The Reformer by S.M. Stirling and David Drake

The problem was he knew the answer to that. “Thought was not to be sullied with the base, contemptible concerns of men whose lives were warped away from virtue by cramping labor . . .” Which, in effect, means anyone who isn’t an absentee landlord; not something that would have come to him before Raj and Center took up residence in the rear of his mind, but it was his own thought.

“We’ll lay down two rails of hard wood, spiked to cross-ties,” he said. “Carts will run down it, on flanged wheels. When they’re empty, they can be hauled up easily.”

Enri winced. “Oh, that will cost. Sawyers, carpenters, the metal for spikes, all that cordage . . .”

“No, it’ll turn a profit,” Adrian said. “What we extract will still leave the sludge good for fertilizer, and think of what that fetches in the gardens around the city.”

Enri brightened. “And, of course, the King will pay . . . eventually.”

* * *

“Interesting!” the blacksmith said.

Well, thank the Gray-Eyed Lady for that! Adrian thought to himself. At least I’m not getting “but such a thing was never done in the days of our fathers” so often here.
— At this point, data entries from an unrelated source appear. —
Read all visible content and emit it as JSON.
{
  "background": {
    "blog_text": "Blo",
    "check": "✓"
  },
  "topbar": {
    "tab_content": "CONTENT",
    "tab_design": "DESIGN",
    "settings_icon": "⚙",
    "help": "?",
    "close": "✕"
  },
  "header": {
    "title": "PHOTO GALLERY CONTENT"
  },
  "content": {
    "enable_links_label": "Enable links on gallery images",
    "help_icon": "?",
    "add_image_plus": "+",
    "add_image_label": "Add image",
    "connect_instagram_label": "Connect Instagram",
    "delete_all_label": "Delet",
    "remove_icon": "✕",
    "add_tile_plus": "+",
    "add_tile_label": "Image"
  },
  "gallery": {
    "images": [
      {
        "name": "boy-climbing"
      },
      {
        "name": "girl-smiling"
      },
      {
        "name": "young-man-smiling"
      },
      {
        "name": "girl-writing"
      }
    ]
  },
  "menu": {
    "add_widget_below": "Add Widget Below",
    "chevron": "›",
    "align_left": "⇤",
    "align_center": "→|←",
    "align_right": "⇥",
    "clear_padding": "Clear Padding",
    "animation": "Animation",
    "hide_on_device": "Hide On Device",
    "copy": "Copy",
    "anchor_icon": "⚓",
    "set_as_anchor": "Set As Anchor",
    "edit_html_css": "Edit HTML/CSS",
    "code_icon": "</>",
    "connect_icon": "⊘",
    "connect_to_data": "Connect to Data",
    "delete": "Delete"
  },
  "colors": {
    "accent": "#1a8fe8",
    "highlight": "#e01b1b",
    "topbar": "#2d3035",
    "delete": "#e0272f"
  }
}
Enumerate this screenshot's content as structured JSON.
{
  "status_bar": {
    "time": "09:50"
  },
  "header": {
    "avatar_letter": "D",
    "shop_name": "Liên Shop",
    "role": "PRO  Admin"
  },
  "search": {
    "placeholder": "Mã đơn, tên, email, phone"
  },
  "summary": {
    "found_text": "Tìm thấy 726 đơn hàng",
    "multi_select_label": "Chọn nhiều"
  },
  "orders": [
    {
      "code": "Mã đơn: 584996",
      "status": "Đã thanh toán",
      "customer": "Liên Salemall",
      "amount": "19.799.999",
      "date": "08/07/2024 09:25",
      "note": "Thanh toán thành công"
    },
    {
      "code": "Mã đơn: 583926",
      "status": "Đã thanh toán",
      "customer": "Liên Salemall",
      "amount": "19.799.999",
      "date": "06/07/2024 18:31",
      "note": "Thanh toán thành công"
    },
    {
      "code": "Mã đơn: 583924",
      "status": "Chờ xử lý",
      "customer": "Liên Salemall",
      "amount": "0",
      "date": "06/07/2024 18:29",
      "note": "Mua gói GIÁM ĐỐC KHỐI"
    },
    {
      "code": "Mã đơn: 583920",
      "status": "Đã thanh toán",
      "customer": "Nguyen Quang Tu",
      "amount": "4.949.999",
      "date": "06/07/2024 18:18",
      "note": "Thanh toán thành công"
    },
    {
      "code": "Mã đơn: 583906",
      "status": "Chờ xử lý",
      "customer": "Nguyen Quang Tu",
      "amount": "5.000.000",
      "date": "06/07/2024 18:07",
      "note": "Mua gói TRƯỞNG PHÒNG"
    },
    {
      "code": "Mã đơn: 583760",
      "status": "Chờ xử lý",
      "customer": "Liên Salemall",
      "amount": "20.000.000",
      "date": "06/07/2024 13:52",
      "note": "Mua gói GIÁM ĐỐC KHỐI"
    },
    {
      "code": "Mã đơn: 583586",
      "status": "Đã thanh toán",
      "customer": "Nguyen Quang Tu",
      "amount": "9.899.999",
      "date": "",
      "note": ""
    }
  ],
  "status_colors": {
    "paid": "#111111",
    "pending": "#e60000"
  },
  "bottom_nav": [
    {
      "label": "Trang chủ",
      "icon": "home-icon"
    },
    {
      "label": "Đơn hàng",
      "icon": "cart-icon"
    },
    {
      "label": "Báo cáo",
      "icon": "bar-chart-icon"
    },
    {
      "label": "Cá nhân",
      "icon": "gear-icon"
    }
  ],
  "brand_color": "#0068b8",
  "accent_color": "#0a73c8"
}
The smithy occupied the lower story of a house near the docks, with the quarters of the smith’s two wives, his children, the two apprentices and the three slaves to the rear, on the other side of the courtyard. It held a large circular brick hearth built up to about waist height, the bellows behind that, and a variety of anvils. The front entrance could be closed by a grillwork that was now hauled up, a little like a portcullis; the walls held workbenches, racked tools, vises and clamps, and more anvils of different shapes and sizes. It was ferociously hot—the smith wore only a rag-twist loincloth under his leather apron and gloves, and the slave working the bellows less than that. The smells were of hot oil from the quenching bath, burning charcoal, scorched metal, sweat.

“Interesting, the Lame One curse me if it isn’t,” the smith said. “This tube you want, now, it’s to be sixty inches long?”

“Sixty inches long, and an inch and a quarter on the inside. I thought you could twist the bar around an iron mandrel, red-hot, and then hammer-weld it.”

“Hmmm.”

The smith went over to a workbench and brought back a sword. It was nearly complete except for the fitting of the hilt and guard; a curved weapon with a flared tip, more than a yard long, the type of slashing-scimitar that the Royal bodyguards carried. Adrian whistled admiration as he peered more closely at the metal; it had the rippled pattern work of a blade made from rods of iron and steel twisted together, heated, hammered, doubled back, hammered again . . . and repeated time after time until there were thousands of laminations in the metal.

“Look,” the smith said.

He braced the point of the blade against the floor, placed his foot against it, and heaved. Muscle stood out like cable under the wet brown skin of his massive, ropy arms and broad shoulders. The blade bent nearly double . . . and then sprang back with a quivering whine when he released it.

“That’s good steel,” Adrian said sincerely; tough and flexible both.

The smith gave him a quizzical look, out of a face that looked as if it had been pounded from rough iron itself, with one of the sledges that stood all around the big room.

“You’re not the common run of fine Emerald gentlemen,” he said. “Never a one of them I’ve met who thought how a thing was made.”

Adrian smiled. “I have unusual friends,” he said. “Can you do what I ask?”

“Oh, certainly: Lame One be my witness. The thing is, friend, it’ll take time. Three weeks to make a good sword blade—not counting grinding, polishing, and fitting; I contract those out. I’m not one for fine work with brass and ivory, anyway . . . say the same for one of these . . . what was the word?”

“Arquebus barrels,” Adrian said helpfully.

“One of these tubes, then. And it’ll cost what a good sword blade does, too.”